Both PLA and PHA biodegrade over time, but they do so under different conditions. PLA readily breaks down in industrial compost piles, but in the ocean the temperature never gets high enough to cause it to decompose. But as Greene saw in his lab, bacteria in the saltwater eat the PHA. The saltwater helps move the microorganisms to the PHA and they gobble it up. When the corn-based PHA courses into the ocean, “you’re feeding the bacteria,” says Greene. “And they’re pretty hungry.”

Even after he finished his study, Greene continued monitoring how quickly the plastics degraded. He found that while 45 percent of the PHA degraded in six months, 60 percent was gone by the end of the year. “PHA can fully biodegrade, but it might take two years,” he says.

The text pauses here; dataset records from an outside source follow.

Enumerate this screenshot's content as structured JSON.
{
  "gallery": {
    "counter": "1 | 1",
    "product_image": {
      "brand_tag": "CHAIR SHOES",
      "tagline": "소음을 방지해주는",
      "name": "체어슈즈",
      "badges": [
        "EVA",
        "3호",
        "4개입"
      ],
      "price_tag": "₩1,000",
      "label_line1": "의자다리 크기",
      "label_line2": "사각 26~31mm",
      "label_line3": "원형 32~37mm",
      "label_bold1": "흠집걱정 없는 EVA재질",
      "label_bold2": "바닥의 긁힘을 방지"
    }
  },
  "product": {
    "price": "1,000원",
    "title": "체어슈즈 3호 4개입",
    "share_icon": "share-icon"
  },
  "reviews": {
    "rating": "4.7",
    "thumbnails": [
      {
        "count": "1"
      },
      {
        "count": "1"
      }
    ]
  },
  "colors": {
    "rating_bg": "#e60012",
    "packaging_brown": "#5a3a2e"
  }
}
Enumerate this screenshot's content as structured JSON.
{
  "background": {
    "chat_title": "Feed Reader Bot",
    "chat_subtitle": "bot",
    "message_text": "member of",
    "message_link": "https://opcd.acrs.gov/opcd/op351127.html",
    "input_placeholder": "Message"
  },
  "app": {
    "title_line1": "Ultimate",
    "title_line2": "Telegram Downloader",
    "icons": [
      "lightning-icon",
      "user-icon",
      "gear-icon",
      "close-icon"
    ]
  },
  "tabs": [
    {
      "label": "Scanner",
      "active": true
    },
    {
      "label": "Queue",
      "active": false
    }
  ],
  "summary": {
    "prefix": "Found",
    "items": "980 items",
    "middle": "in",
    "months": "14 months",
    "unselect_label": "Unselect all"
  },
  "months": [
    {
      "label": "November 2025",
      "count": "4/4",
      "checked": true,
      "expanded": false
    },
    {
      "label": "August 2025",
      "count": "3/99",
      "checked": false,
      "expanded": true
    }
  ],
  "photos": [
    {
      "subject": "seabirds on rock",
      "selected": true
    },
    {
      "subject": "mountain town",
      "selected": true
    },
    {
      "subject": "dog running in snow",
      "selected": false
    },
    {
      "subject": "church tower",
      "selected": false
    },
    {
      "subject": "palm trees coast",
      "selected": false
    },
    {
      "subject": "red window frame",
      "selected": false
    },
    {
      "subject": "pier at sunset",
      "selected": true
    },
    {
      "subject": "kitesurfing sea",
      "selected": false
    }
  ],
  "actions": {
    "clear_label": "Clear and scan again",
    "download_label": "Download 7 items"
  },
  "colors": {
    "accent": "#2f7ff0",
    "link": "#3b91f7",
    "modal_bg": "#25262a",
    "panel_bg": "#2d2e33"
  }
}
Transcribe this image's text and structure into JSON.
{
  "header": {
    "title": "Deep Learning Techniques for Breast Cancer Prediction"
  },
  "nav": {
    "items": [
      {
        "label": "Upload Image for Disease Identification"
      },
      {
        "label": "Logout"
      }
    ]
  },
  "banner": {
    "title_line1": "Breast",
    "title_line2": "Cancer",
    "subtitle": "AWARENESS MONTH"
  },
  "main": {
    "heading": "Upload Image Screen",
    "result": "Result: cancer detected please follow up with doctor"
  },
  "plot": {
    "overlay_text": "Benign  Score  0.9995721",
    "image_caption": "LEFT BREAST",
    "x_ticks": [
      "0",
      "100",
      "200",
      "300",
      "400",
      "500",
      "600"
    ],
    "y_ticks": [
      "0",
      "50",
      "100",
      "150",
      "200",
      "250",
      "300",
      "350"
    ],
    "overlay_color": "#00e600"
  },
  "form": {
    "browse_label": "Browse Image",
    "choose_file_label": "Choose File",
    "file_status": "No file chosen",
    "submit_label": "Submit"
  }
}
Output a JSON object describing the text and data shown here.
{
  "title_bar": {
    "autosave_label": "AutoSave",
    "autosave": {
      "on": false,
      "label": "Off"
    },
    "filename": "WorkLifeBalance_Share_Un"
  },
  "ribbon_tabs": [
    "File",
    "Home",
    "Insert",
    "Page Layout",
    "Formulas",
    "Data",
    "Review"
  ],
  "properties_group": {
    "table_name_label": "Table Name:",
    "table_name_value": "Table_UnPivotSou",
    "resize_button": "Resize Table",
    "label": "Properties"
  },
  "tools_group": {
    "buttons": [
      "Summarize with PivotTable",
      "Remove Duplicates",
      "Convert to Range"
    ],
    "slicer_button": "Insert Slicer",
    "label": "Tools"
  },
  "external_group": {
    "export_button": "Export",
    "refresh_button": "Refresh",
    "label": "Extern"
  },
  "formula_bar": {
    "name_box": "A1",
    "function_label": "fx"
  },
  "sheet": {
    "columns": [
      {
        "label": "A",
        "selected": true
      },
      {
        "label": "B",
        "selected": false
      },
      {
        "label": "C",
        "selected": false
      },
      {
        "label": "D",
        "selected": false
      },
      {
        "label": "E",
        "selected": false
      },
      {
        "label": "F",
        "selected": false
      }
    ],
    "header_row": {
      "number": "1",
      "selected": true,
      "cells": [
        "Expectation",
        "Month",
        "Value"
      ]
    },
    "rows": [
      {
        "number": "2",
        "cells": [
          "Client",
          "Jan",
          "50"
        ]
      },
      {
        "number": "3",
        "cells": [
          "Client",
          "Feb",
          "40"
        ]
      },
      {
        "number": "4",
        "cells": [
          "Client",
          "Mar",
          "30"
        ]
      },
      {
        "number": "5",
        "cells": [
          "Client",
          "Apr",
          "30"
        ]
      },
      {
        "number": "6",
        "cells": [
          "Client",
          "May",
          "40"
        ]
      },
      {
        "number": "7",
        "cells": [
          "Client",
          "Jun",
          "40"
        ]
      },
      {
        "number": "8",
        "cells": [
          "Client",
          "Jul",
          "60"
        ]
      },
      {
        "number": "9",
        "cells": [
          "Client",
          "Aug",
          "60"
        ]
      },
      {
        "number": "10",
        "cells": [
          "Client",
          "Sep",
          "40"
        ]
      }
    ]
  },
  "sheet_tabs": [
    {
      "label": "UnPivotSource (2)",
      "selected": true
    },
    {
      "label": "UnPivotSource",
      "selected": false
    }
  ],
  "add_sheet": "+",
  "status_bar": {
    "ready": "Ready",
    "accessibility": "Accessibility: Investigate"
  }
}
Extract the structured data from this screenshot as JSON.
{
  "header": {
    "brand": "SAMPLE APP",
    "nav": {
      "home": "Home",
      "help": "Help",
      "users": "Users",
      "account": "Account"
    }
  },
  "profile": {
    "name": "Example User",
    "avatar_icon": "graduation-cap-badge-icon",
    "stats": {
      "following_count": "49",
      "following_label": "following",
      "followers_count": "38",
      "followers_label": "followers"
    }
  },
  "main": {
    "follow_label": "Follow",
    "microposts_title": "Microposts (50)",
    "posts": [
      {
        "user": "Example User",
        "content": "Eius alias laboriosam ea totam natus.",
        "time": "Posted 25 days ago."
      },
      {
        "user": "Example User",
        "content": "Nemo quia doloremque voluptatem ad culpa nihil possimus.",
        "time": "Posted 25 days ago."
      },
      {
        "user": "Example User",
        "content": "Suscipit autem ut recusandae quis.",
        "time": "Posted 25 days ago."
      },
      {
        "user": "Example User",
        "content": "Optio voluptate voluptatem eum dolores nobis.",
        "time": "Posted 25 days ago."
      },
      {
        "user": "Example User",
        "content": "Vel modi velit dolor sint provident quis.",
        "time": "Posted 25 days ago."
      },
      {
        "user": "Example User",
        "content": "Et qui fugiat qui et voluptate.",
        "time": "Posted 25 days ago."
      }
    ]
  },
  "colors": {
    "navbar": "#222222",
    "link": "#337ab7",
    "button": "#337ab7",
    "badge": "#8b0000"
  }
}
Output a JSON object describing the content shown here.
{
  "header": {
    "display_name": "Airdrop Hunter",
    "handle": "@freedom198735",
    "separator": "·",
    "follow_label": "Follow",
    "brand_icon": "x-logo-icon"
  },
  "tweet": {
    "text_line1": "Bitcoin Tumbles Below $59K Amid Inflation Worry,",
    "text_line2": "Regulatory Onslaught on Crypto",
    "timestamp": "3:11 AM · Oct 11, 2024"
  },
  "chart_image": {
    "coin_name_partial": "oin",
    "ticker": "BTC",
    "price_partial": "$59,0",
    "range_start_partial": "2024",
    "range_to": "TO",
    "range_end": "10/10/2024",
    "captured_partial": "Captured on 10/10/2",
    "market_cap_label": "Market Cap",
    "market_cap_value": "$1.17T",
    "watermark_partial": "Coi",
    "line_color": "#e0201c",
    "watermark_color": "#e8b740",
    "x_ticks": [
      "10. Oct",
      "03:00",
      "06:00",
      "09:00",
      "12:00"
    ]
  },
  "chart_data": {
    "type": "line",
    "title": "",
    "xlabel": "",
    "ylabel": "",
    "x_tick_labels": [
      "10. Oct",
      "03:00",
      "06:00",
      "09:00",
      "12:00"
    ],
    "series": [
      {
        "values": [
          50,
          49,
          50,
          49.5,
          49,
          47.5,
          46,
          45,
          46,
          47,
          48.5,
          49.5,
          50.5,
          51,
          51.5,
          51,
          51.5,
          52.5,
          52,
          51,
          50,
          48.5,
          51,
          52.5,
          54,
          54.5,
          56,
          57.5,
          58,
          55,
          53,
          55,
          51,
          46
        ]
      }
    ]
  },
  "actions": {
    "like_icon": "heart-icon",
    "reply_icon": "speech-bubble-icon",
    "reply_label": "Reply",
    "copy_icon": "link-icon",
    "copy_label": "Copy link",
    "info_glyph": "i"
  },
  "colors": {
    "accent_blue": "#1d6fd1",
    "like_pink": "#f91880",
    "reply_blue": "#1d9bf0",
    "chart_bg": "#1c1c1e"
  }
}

Yet, so far, companies seem to prefer PLA to PHA—perhaps because it’s clear (unlike the opaque PHA), cheaper, and the manufacturing process is easier to scale, says Greene. Some manufacturers are pushing for legislation that would allow them to use PLA in their products, says Eriksen, even though that wouldn’t solve the ocean pollution issue.

Companies have so far remained tight-lipped about which alternative they’ll choose. Johnson & Johnson, for example, says its research is proprietary. Soon enough, though, consumers will be able to read their decision on the package. This year, Johnson & Johnson and Unilever will stop using petroleum-based microbeads. Many others plan to follow suit within the next two years, according to Beat the Bead, a campaign against microbeads in cosmetics.

Cosmetics companies have options in front of them, says Greene, but if they want a microbead replacement that will remove the threat of creating more plastic pollution, they should go with PHA. “It’s there; it’s ready for them.”